2. Description of Related Art
In a data processing system, a backup/restore subsystem is typically used to save a recent copy or version of one or more data sets or portion thereof on some form of backup data storage device, such as magnetic or optical disk drives, tape drives, or other memory. The backup/restore subsystem is used to protect against loss of data. For example, if an on-line version of one or more data sets is destroyed, corrupted, deleted, or changed because of power failure, hardware, or software error, user error or some other type of problem, the latest version of those data sets which are stored in a backup/restore subsystem can be restored and therefore the risk of loss of data is minimized. It is readily apparent that backup/restore subsystems are and will remain an important part of the field of data processing.

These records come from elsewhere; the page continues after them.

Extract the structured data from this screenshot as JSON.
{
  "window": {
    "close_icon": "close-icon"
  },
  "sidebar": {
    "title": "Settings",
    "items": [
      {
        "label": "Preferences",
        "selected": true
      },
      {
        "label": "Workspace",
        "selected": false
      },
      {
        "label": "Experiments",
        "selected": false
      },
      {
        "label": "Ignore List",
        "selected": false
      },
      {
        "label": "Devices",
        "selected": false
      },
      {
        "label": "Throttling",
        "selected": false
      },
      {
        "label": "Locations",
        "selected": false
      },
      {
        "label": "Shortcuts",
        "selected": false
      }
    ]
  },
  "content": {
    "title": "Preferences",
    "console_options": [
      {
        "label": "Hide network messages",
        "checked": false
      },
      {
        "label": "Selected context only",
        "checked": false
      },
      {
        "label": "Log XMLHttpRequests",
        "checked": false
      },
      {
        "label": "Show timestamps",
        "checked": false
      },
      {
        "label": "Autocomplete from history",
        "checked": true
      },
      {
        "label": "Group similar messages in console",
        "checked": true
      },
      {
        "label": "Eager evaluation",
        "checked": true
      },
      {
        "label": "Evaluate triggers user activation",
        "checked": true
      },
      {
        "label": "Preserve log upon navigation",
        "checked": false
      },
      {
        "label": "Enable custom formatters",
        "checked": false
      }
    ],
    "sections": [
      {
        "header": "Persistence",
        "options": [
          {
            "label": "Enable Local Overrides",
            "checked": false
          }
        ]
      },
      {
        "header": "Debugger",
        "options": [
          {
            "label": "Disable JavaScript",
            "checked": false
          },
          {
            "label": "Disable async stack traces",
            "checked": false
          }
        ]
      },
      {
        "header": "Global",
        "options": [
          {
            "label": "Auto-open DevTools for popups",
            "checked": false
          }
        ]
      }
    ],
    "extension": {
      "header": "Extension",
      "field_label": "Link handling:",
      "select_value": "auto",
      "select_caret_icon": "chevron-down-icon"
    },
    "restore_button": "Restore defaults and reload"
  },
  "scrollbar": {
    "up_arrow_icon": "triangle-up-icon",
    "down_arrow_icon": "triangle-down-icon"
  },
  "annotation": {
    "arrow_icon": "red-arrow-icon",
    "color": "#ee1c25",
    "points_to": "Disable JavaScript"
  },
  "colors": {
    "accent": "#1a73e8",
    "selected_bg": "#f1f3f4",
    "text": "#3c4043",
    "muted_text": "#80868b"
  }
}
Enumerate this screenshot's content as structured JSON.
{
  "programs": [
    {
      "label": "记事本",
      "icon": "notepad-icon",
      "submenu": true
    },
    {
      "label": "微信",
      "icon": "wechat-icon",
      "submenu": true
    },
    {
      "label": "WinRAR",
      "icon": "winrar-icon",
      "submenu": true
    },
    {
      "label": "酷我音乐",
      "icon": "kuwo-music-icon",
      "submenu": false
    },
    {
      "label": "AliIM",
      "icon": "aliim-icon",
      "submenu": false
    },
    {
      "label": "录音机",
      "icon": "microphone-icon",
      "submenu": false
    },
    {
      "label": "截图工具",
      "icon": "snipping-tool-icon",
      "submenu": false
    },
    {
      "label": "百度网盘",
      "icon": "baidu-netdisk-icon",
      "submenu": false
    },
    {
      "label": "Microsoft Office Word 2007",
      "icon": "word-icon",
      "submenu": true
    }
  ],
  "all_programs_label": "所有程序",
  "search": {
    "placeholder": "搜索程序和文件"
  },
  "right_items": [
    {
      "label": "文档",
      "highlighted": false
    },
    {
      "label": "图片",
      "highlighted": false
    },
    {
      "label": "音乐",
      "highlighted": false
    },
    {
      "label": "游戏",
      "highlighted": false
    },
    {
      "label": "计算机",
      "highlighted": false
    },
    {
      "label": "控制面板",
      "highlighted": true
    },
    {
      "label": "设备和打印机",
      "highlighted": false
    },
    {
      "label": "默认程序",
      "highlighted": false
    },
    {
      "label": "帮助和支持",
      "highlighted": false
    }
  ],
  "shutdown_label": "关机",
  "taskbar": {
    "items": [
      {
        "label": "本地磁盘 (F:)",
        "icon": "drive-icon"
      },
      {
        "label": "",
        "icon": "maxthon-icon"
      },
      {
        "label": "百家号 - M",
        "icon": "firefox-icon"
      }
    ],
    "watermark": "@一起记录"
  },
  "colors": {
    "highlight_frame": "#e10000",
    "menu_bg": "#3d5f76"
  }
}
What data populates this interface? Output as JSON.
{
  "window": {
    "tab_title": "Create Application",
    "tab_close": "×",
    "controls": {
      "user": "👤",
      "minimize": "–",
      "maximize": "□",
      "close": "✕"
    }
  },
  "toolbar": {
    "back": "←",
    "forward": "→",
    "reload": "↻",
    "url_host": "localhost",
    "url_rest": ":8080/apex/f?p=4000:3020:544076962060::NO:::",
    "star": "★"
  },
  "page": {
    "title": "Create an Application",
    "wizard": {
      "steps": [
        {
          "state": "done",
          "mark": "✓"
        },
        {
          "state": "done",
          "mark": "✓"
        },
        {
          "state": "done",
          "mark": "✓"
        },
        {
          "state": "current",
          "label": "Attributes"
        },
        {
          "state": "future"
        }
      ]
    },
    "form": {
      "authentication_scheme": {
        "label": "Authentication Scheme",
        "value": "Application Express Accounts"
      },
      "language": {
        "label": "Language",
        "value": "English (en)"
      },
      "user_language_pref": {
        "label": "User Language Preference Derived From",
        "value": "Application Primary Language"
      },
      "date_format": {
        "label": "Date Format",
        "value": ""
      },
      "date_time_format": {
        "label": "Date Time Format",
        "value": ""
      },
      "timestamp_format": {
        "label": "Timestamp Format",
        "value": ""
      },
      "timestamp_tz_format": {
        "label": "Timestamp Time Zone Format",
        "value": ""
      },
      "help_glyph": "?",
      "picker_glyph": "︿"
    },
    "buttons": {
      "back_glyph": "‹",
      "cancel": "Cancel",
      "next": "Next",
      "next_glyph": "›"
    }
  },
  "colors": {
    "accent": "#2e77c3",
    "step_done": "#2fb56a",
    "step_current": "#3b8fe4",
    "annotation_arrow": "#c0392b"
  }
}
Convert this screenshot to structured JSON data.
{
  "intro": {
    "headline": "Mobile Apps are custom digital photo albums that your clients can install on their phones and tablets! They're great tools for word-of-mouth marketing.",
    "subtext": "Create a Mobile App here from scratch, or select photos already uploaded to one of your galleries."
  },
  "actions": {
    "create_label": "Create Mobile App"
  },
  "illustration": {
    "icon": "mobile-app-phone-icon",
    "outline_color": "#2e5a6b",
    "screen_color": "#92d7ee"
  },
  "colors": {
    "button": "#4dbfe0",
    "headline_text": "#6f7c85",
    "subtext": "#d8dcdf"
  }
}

Successful recovery of data to a known consistent state requires a backup of all components of the data at the same consistent point in time. Generally, a point in time backup is a copy of the data which is logically consistent to a given point in time, with the: restriction that the amount of time to obtain logical consistency is significantly less than the amount of time to actually copy the data.
Concurrent copy, also known as time-zero copy, provides the ability to create a point-in-time backup. Concurrent copy is a point in time backup which uses a combination software and microcode architecture to obtain a copy of the original data at the time the backup was initiated. However, concurrent copy is usually only supported for data residing on storage subsystems which implement the concurrent copy functions.
One storage subsystem that does not support concurrent copy functions is the log-structured array subsystem (LSA). An LSA subsystem implements "virtual volumes", wherein each virtual volume is created using a "virtual track table" having pointers to "virtual tracks" (i.e., records) in a sequential byte stream, wherein updated tracks are written to a new location at the logical end of the byte stream and their associated pointers, are reset to the new locations. Thereafter, the tracks at the old location in the sequential byte stream are no longer needed and can be released as free space for reclamation and reuse.
In certain products, emulation functions performed by the LSA subsystem permit computer programs executed by a host processor coupled to the LSA subsystem to "view" the LSA subsystem as a standard direct access storage device (DASD) with sequentially numbered tracks. However, such emulation does not necessarily extend to all functions generally capable of being supported with standard DASD.
Currently available LSA subsystems do support a very fast copy function called a snapshot function, which operates by copying pointers between virtual track tables representing different virtual data volumes without actually moving any data. On the other hand, the snapshot function suffers from a restriction that the source and target locations must be within the subsystem, and the same device types. As a result, a straightforward backup copy using current snapshot functions does not achieve point-in-time backup on LSA subsystems.
Thus, there is a need in the art for methods for providing point in time backups on LSA subsystems, wherein the point-in-time backups use snapshot functions.